The music stops, the birds sing on, but deaf to the changing world,
But war drums beat loud, through the dim, a constant drone, a sonar pulse,
Reverberating, pulsing, pounding, relentlessly from the chairs of power,
Far from the woods, the farms, the towns of snow and histories lament and sorrow,

Ancient holds and faiths, Kievan Rus back to centuries, a sadness deep,

It’s not ours, not ours, or our blood to be spilled for such folly and fallow steppe.
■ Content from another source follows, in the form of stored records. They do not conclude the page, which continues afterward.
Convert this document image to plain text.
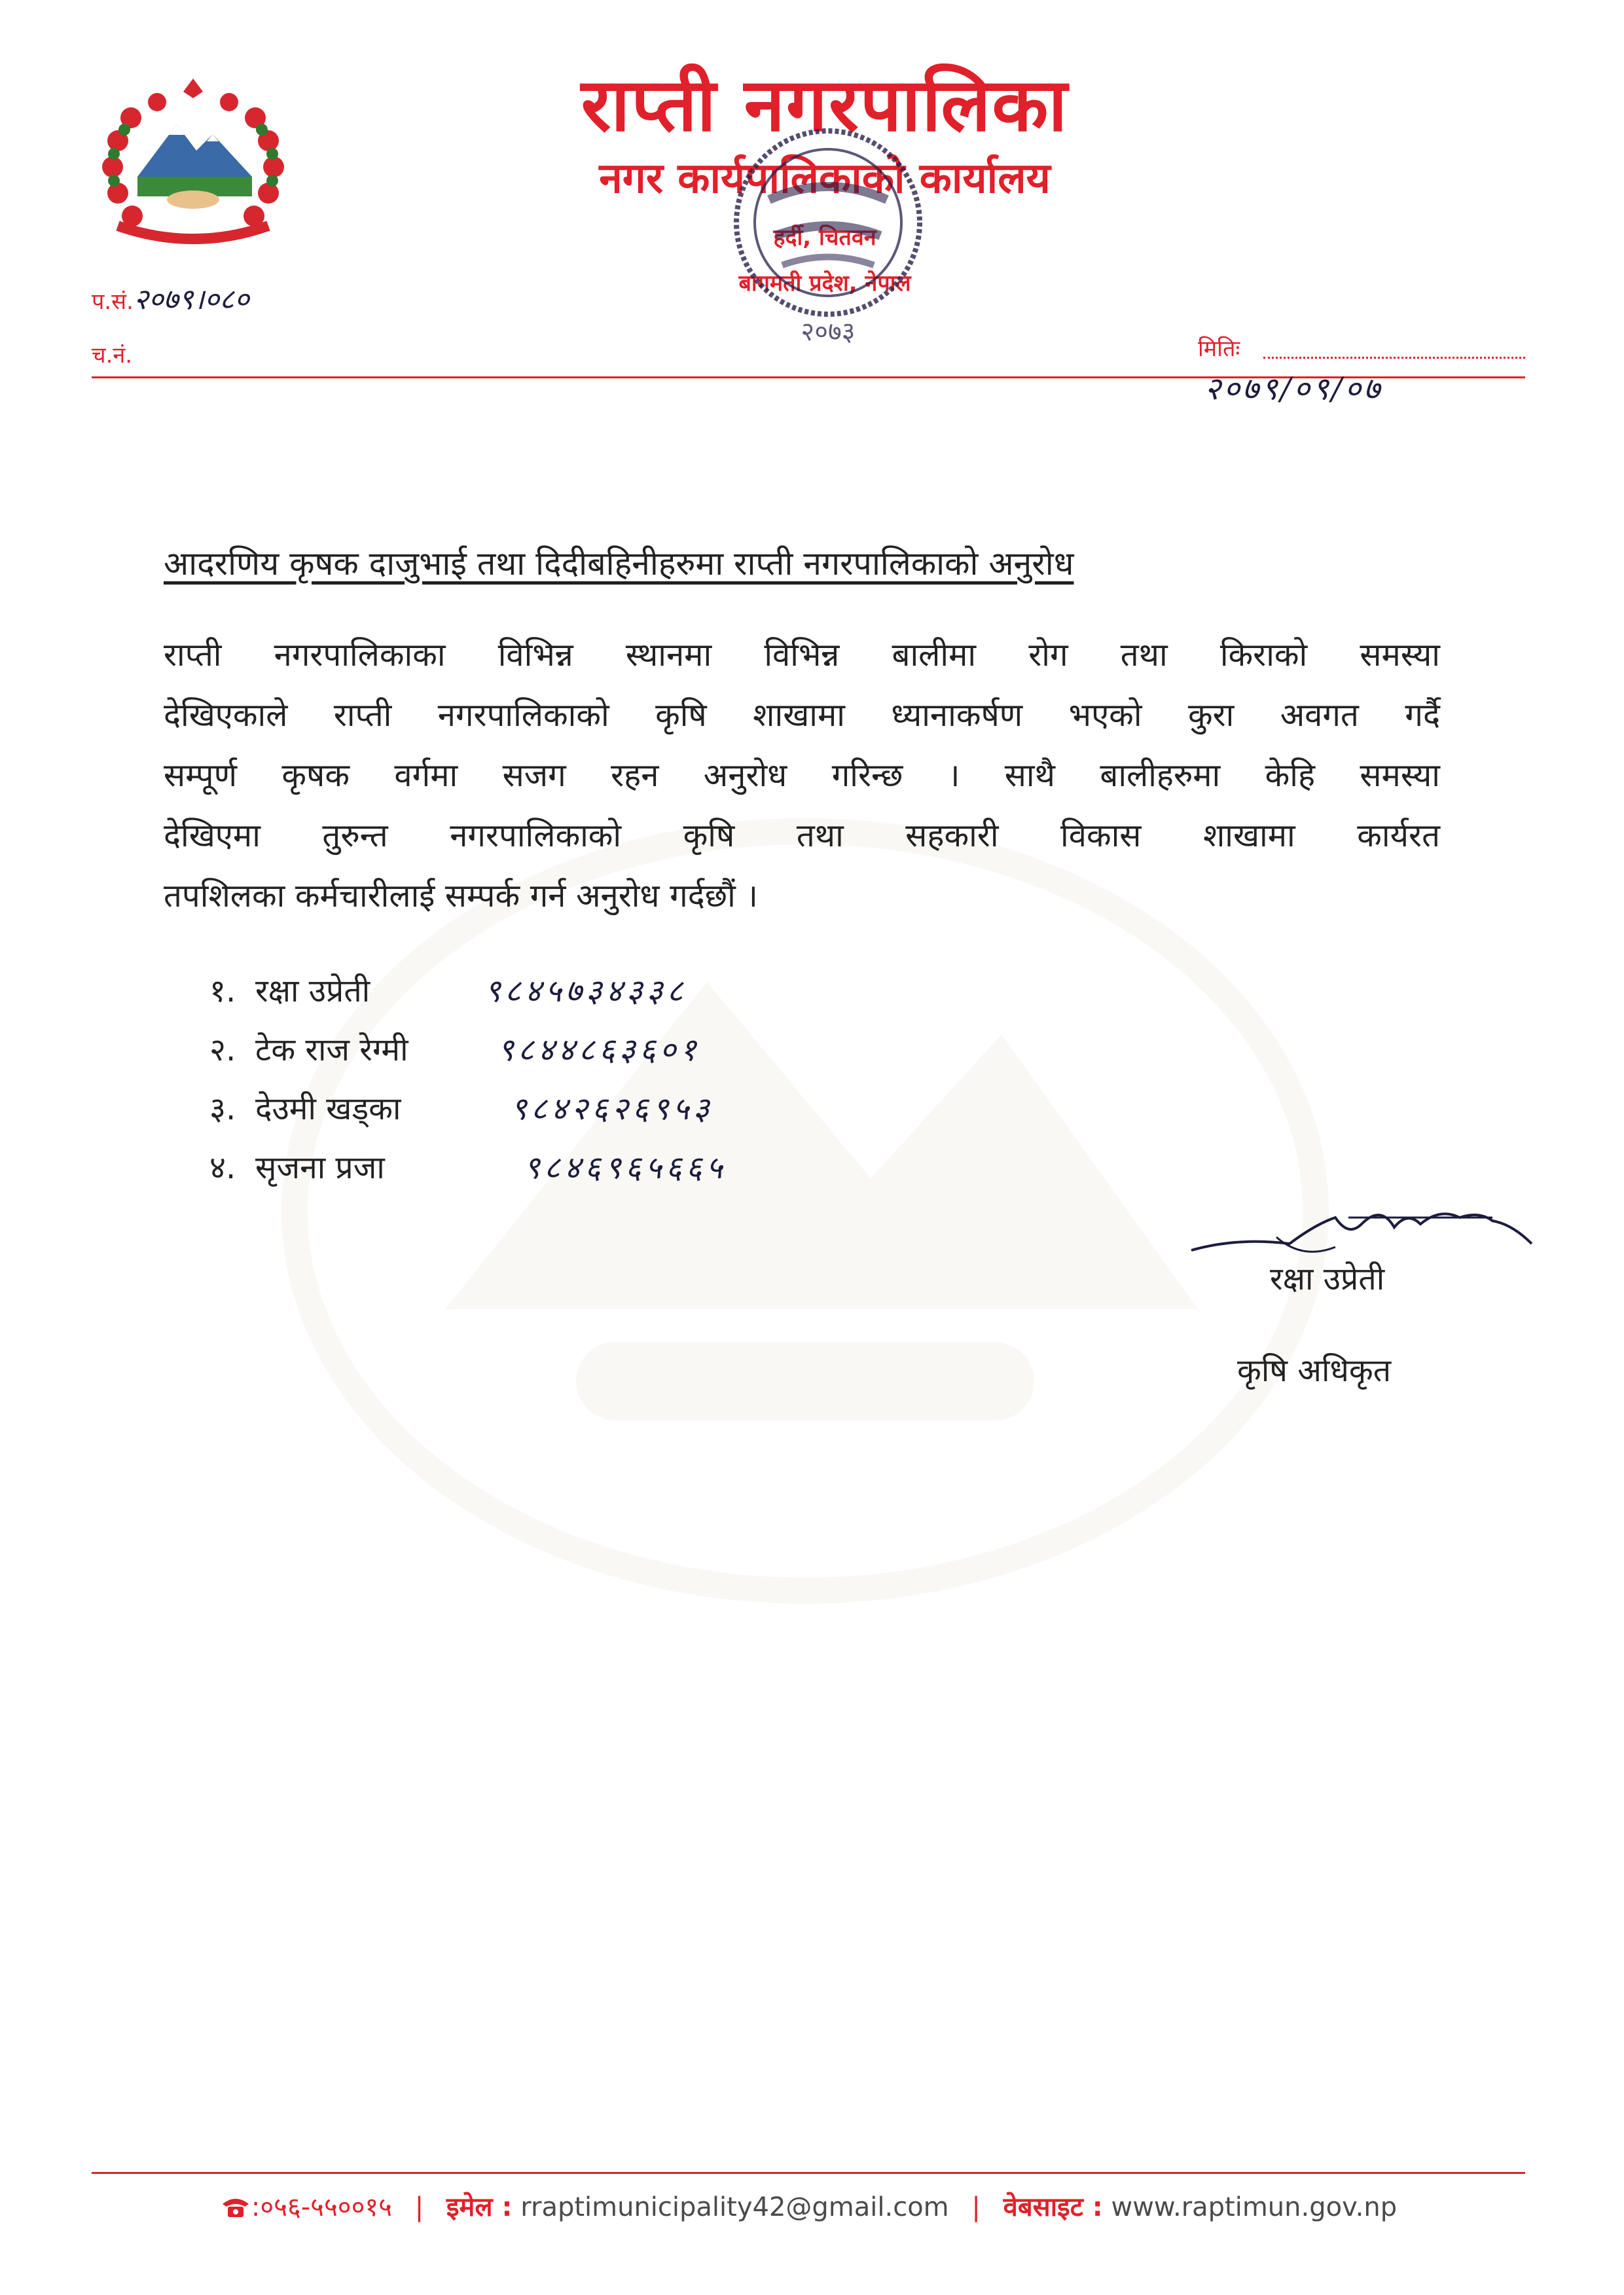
राप्ती नगरपालिका
नगर कार्यपालिकाको कार्यालय
हर्दी, चितवन
बागमती प्रदेश, नेपाल
२०७३
प.सं.२०७९।०८०
च.नं.	मितिः
२०७९/०९/०७
आदरणिय कृषक दाजुभाई तथा दिदीबहिनीहरुमा राप्ती नगरपालिकाको अनुरोध
राप्ती नगरपालिकाका विभिन्न स्थानमा विभिन्न बालीमा रोग तथा किराको समस्या
देखिएकाले राप्ती नगरपालिकाको कृषि शाखामा ध्यानाकर्षण भएको कुरा अवगत गर्दै
सम्पूर्ण कृषक वर्गमा सजग रहन अनुरोध गरिन्छ । साथै बालीहरुमा केहि समस्या
देखिएमा तुरुन्त नगरपालिकाको कृषि तथा सहकारी विकास शाखामा कार्यरत
तपशिलका कर्मचारीलाई सम्पर्क गर्न अनुरोध गर्दछौं ।
१. रक्षा उप्रेती	९८४५७३४३३८
२. टेक राज रेग्मी	९८४४८६३६०१
३. देउमी खड्का	९८४२६२६९५३
४. सृजना प्रजा	९८४६९६५६६५
रक्षा उप्रेती
कृषि अधिकृत
:०५६-५५००१५ | इमेल : rraptimunicipality42@gmail.com | वेबसाइट : www.raptimun.gov.np
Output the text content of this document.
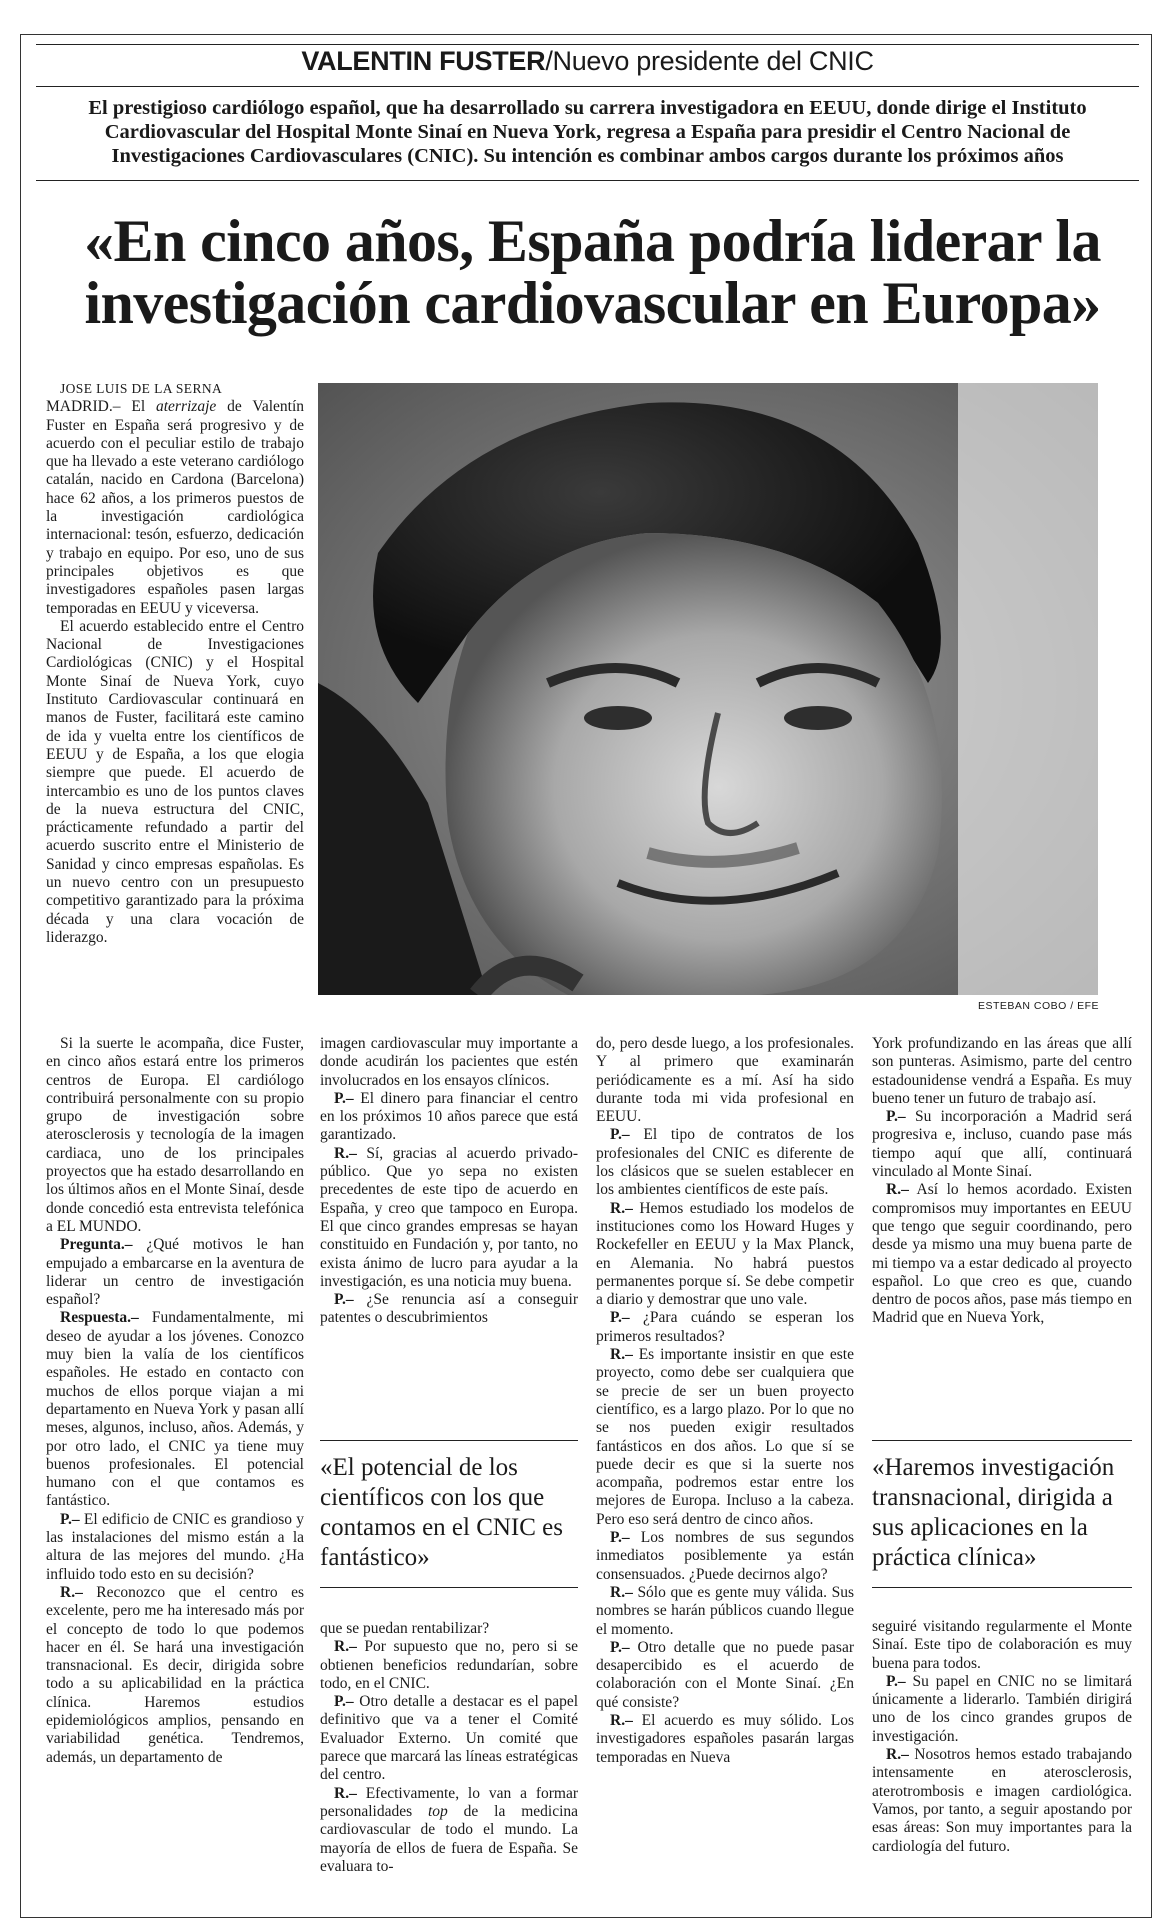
VALENTIN FUSTER/Nuevo presidente del CNIC
El prestigioso cardiólogo español, que ha desarrollado su carrera investigadora en EEUU, donde dirige el Instituto Cardiovascular del Hospital Monte Sinaí en Nueva York, regresa a España para presidir el Centro Nacional de Investigaciones Cardiovasculares (CNIC). Su intención es combinar ambos cargos durante los próximos años
«En cinco años, España podría liderar la investigación cardiovascular en Europa»
ESTEBAN COBO / EFE

JOSE LUIS DE LA SERNA

MADRID.– El aterrizaje de Valentín Fuster en España será progresivo y de acuerdo con el peculiar estilo de trabajo que ha llevado a este veterano cardiólogo catalán, nacido en Cardona (Barcelona) hace 62 años, a los primeros puestos de la investigación cardiológica internacional: tesón, esfuerzo, dedicación y trabajo en equipo. Por eso, uno de sus principales objetivos es que investigadores españoles pasen largas temporadas en EEUU y viceversa.

El acuerdo establecido entre el Centro Nacional de Investigaciones Cardiológicas (CNIC) y el Hospital Monte Sinaí de Nueva York, cuyo Instituto Cardiovascular continuará en manos de Fuster, facilitará este camino de ida y vuelta entre los científicos de EEUU y de España, a los que elogia siempre que puede. El acuerdo de intercambio es uno de los puntos claves de la nueva estructura del CNIC, prácticamente refundado a partir del acuerdo suscrito entre el Ministerio de Sanidad y cinco empresas españolas. Es un nuevo centro con un presupuesto competitivo garantizado para la próxima década y una clara vocación de liderazgo.

Si la suerte le acompaña, dice Fuster, en cinco años estará entre los primeros centros de Europa. El cardiólogo contribuirá personalmente con su propio grupo de investigación sobre aterosclerosis y tecnología de la imagen cardiaca, uno de los principales proyectos que ha estado desarrollando en los últimos años en el Monte Sinaí, desde donde concedió esta entrevista telefónica a EL MUNDO.

Pregunta.– ¿Qué motivos le han empujado a embarcarse en la aventura de liderar un centro de investigación español?

Respuesta.– Fundamentalmente, mi deseo de ayudar a los jóvenes. Conozco muy bien la valía de los científicos españoles. He estado en contacto con muchos de ellos porque viajan a mi departamento en Nueva York y pasan allí meses, algunos, incluso, años. Además, y por otro lado, el CNIC ya tiene muy buenos profesionales. El potencial humano con el que contamos es fantástico.

P.– El edificio de CNIC es grandioso y las instalaciones del mismo están a la altura de las mejores del mundo. ¿Ha influido todo esto en su decisión?

R.– Reconozco que el centro es excelente, pero me ha interesado más por el concepto de todo lo que podemos hacer en él. Se hará una investigación transnacional. Es decir, dirigida sobre todo a su aplicabilidad en la práctica clínica. Haremos estudios epidemiológicos amplios, pensando en variabilidad genética. Tendremos, además, un departamento de

imagen cardiovascular muy importante a donde acudirán los pacientes que estén involucrados en los ensayos clínicos.

P.– El dinero para financiar el centro en los próximos 10 años parece que está garantizado.

R.– Sí, gracias al acuerdo privado-público. Que yo sepa no existen precedentes de este tipo de acuerdo en España, y creo que tampoco en Europa. El que cinco grandes empresas se hayan constituido en Fundación y, por tanto, no exista ánimo de lucro para ayudar a la investigación, es una noticia muy buena.

P.– ¿Se renuncia así a conseguir patentes o descubrimientos

«El potencial de los científicos con los que contamos en el CNIC es fantástico»

que se puedan rentabilizar?

R.– Por supuesto que no, pero si se obtienen beneficios redundarían, sobre todo, en el CNIC.

P.– Otro detalle a destacar es el papel definitivo que va a tener el Comité Evaluador Externo. Un comité que parece que marcará las líneas estratégicas del centro.

R.– Efectivamente, lo van a formar personalidades top de la medicina cardiovascular de todo el mundo. La mayoría de ellos de fuera de España. Se evaluara to-

do, pero desde luego, a los profesionales. Y al primero que examinarán periódicamente es a mí. Así ha sido durante toda mi vida profesional en EEUU.

P.– El tipo de contratos de los profesionales del CNIC es diferente de los clásicos que se suelen establecer en los ambientes científicos de este país.

R.– Hemos estudiado los modelos de instituciones como los Howard Huges y Rockefeller en EEUU y la Max Planck, en Alemania. No habrá puestos permanentes porque sí. Se debe competir a diario y demostrar que uno vale.

P.– ¿Para cuándo se esperan los primeros resultados?

R.– Es importante insistir en que este proyecto, como debe ser cualquiera que se precie de ser un buen proyecto científico, es a largo plazo. Por lo que no se nos pueden exigir resultados fantásticos en dos años. Lo que sí se puede decir es que si la suerte nos acompaña, podremos estar entre los mejores de Europa. Incluso a la cabeza. Pero eso será dentro de cinco años.

P.– Los nombres de sus segundos inmediatos posiblemente ya están consensuados. ¿Puede decirnos algo?

R.– Sólo que es gente muy válida. Sus nombres se harán públicos cuando llegue el momento.

P.– Otro detalle que no puede pasar desapercibido es el acuerdo de colaboración con el Monte Sinaí. ¿En qué consiste?

R.– El acuerdo es muy sólido. Los investigadores españoles pasarán largas temporadas en Nueva

York profundizando en las áreas que allí son punteras. Asimismo, parte del centro estadounidense vendrá a España. Es muy bueno tener un futuro de trabajo así.

P.– Su incorporación a Madrid será progresiva e, incluso, cuando pase más tiempo aquí que allí, continuará vinculado al Monte Sinaí.

R.– Así lo hemos acordado. Existen compromisos muy importantes en EEUU que tengo que seguir coordinando, pero desde ya mismo una muy buena parte de mi tiempo va a estar dedicado al proyecto español. Lo que creo es que, cuando dentro de pocos años, pase más tiempo en Madrid que en Nueva York,

«Haremos investigación transnacional, dirigida a sus aplicaciones en la práctica clínica»

seguiré visitando regularmente el Monte Sinaí. Este tipo de colaboración es muy buena para todos.

P.– Su papel en CNIC no se limitará únicamente a liderarlo. También dirigirá uno de los cinco grandes grupos de investigación.

R.– Nosotros hemos estado trabajando intensamente en aterosclerosis, aterotrombosis e imagen cardiológica. Vamos, por tanto, a seguir apostando por esas áreas: Son muy importantes para la cardiología del futuro.
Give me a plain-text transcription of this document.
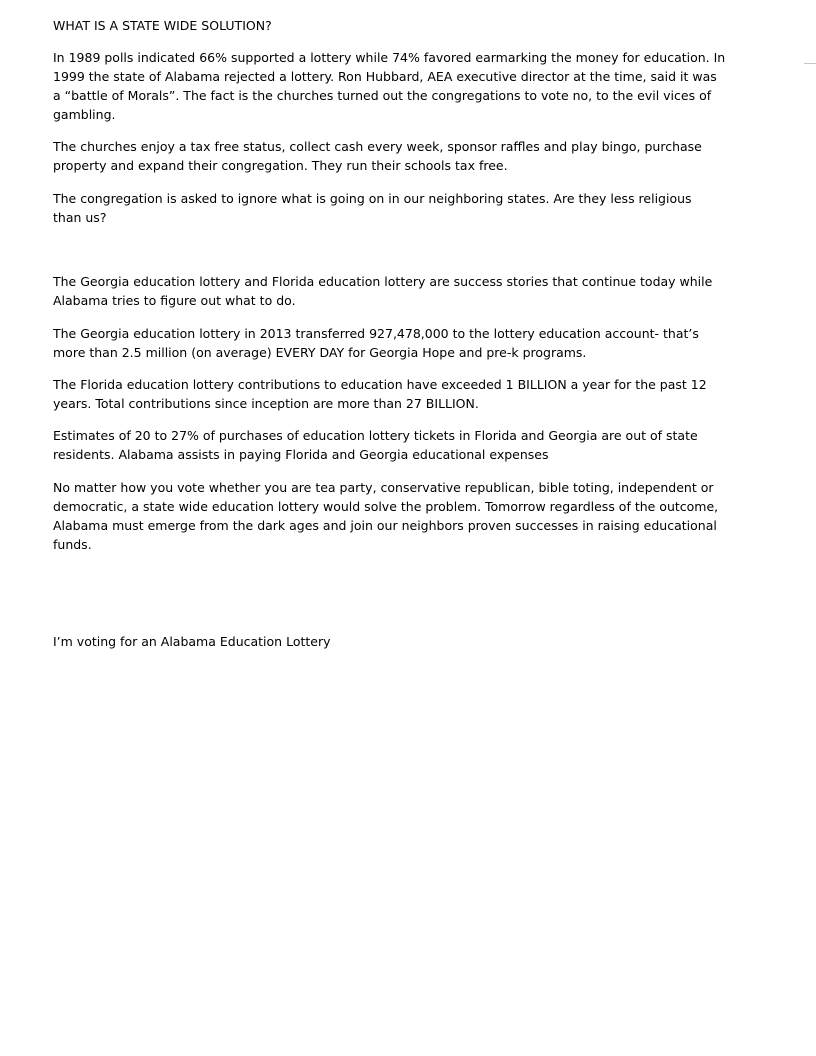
WHAT IS A STATE WIDE SOLUTION?

In 1989 polls indicated 66% supported a lottery while 74% favored earmarking the money for education. In
1999 the state of Alabama rejected a lottery. Ron Hubbard, AEA executive director at the time, said it was
a “battle of Morals”. The fact is the churches turned out the congregations to vote no, to the evil vices of
gambling.

The churches enjoy a tax free status, collect cash every week, sponsor raffles and play bingo, purchase
property and expand their congregation. They run their schools tax free.

The congregation is asked to ignore what is going on in our neighboring states. Are they less religious
than us?

The Georgia education lottery and Florida education lottery are success stories that continue today while
Alabama tries to figure out what to do.

The Georgia education lottery in 2013 transferred 927,478,000 to the lottery education account- that’s
more than 2.5 million (on average) EVERY DAY for Georgia Hope and pre-k programs.

The Florida education lottery contributions to education have exceeded 1 BILLION a year for the past 12
years. Total contributions since inception are more than 27 BILLION.

Estimates of 20 to 27% of purchases of education lottery tickets in Florida and Georgia are out of state
residents. Alabama assists in paying Florida and Georgia educational expenses

No matter how you vote whether you are tea party, conservative republican, bible toting, independent or
democratic, a state wide education lottery would solve the problem. Tomorrow regardless of the outcome,
Alabama must emerge from the dark ages and join our neighbors proven successes in raising educational
funds.

I’m voting for an Alabama Education Lottery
The West weakens and fails, consumed by its own arrogance and lust, soulless and empty,

But the great Tsar will fall, as others before him, the curse of the millions bled, the Motherland weeps,

The great Church of the East, the inheritors of Rome and the Empire of old,

Turned from Him and fallen to the nature of Man and false idols of utopian dream,

For to return, it must be to the Straits, the great White City of the Bosporus, but long gone,

Faded into heaven from ages old and beauty gold,

More ruin comes, more steppe blood spilled to flow,

Weep and pray, the new age just begun and already folds,

into the land of sorrowing harvests and of our weeping Savior.

One thought on “Michael Finch: The Steppe’s Sorrow”

  1. This poem illustrates the sorrow of a nation obliterated by a modern tsar who has no heart or soul. Words are inadequate to express the grief and anxiety of a trampled people who will resist to the bitter end to regain their dignity if the blood must flow.